En fin, que pensaba hablar de identidades culturales manifestadas mediante el fútbol y de la influencia de este deporte en las más diversas ramas artísticas, ¡todas!, incluyendo el ballet, y de su temprana aparición en el cine silente y de la numerosas películas filmadas, incluyendo una del inmenso John Huston, del año 1981, acerca de un partido entre nazis y prisioneros y donde Stallone (¡bien dirigido!) es el portero y Pelé, como actor, el jugador que en el último minuto anota el golazo de la victoria.

Pero viendo el fútbol se me ocurrió llamar a Olivia y decirle:

Mira que cosa más linda este juego.

Cuando jueguen Piolín y el gato Silvestre —fue la respuesta presuntuosa.

Pero logré sentarla, y tratando de hacerle más fácil la comprensión le expliqué, en términos absolutos, que los rojos eran los buenos y los azules los malos.

En el deporte no hay enemigos, hay contrarios —contestó, y ahí mismo el orgullo de padre se disparó cual gol dorado, porque en "mi época" ningún niño de cinco años hubiera sido capaz de decir algo semejante.

Pero Olivia se fue interesando y mientras le explicaba aspectos del juego, caí en cuenta que el inmenso terreno, y el público de las graderías, eran como un escenario en donde transcurrían actos perfectamente equiparados con la vida. Lucha, violencia, bondad, risas y lágrimas, aplausos y abucheos, equivocaciones y enmiendas, caídas y levantadas... y no poco teatro, por supuesto, todo en un solo único que muy bien pudiera relacionarse con el concepto de universalidad de ese deporte.

Desde aquella noche, Olivia no solo ve fútbol por televisión, sino que quiere jugarlo. Igual a como lo ve hacer a los niños que en estos días disparan patadas contra balones improvisados en cualquier lugar de la calle.

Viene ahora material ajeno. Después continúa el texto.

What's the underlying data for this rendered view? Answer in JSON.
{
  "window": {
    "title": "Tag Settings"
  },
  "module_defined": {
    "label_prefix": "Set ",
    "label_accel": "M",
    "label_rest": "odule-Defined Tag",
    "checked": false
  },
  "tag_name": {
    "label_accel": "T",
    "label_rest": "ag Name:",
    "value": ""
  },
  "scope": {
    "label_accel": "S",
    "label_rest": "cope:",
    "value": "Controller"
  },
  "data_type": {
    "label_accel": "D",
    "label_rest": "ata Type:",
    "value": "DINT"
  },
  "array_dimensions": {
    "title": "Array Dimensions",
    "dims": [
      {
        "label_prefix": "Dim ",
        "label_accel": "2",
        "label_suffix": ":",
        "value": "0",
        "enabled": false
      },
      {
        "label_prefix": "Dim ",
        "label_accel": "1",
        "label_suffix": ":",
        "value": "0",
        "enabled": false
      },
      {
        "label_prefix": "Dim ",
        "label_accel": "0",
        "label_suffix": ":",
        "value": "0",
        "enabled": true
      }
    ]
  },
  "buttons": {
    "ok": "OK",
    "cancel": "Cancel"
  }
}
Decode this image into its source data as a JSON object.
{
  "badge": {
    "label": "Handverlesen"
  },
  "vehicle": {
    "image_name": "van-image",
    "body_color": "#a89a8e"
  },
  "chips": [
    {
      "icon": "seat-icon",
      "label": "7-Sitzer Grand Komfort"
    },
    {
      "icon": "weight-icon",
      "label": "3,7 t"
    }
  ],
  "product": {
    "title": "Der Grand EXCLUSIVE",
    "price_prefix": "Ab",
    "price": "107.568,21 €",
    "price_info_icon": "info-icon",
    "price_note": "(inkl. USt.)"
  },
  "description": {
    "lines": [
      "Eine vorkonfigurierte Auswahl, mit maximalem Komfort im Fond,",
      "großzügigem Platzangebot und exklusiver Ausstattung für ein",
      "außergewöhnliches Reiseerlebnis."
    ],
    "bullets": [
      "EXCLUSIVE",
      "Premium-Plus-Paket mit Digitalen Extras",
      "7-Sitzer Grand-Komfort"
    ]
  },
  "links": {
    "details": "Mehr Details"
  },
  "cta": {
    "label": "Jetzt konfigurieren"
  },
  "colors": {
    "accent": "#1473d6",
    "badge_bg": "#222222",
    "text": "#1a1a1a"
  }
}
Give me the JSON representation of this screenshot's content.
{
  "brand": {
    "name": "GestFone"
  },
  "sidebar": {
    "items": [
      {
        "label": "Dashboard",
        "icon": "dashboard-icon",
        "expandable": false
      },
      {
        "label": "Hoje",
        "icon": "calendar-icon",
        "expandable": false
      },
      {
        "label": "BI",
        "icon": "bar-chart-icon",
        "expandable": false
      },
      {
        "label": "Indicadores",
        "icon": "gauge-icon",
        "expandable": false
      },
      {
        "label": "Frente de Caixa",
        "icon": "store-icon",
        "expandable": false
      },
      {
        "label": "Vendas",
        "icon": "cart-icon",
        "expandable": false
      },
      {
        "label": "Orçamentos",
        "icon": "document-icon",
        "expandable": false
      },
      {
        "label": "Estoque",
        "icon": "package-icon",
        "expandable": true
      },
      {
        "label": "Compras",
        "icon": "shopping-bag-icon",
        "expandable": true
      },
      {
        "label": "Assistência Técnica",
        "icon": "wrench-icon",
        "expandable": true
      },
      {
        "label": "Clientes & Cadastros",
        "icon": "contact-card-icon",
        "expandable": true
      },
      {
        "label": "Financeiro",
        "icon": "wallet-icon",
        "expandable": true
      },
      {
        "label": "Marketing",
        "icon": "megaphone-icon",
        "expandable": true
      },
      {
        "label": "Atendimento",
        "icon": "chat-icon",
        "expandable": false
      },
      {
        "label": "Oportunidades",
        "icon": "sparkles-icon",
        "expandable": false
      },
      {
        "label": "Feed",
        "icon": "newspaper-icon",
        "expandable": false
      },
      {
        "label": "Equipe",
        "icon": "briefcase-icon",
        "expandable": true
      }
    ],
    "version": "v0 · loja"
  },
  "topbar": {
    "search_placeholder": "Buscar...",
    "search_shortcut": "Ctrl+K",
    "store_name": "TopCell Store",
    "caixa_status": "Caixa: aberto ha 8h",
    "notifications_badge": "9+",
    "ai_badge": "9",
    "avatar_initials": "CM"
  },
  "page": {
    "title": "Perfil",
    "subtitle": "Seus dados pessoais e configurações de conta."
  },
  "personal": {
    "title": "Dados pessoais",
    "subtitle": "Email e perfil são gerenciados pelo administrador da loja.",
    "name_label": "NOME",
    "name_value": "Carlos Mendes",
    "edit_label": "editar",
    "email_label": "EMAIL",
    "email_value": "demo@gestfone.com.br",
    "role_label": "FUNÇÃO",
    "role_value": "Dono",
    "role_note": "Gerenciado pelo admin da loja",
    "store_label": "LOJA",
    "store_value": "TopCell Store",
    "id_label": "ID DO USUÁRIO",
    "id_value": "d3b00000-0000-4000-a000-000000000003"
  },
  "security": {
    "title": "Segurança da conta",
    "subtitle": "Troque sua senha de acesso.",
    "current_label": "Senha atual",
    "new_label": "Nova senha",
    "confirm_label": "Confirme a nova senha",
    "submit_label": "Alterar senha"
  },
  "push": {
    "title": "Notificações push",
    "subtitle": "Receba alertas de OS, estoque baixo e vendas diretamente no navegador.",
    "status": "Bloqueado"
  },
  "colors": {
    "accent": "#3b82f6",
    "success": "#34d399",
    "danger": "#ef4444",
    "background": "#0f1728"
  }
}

No está bien, sin embargo, que una niña de cinco años se vaya a corretear con esos fogosos aprendices de estrella. De ahí que su padre, todas las tardes, al salir ella de la escuela y sin dejar de pensar en el trabajo titulado Fútbol y cultura que debe escribir, se convierta en el portero de Argentina, Italia o Irán, mientras la niña, por arriba y por abajo, por la derecha o por la izquierda, de azul o de rojo, vocifera eufórica y chutea.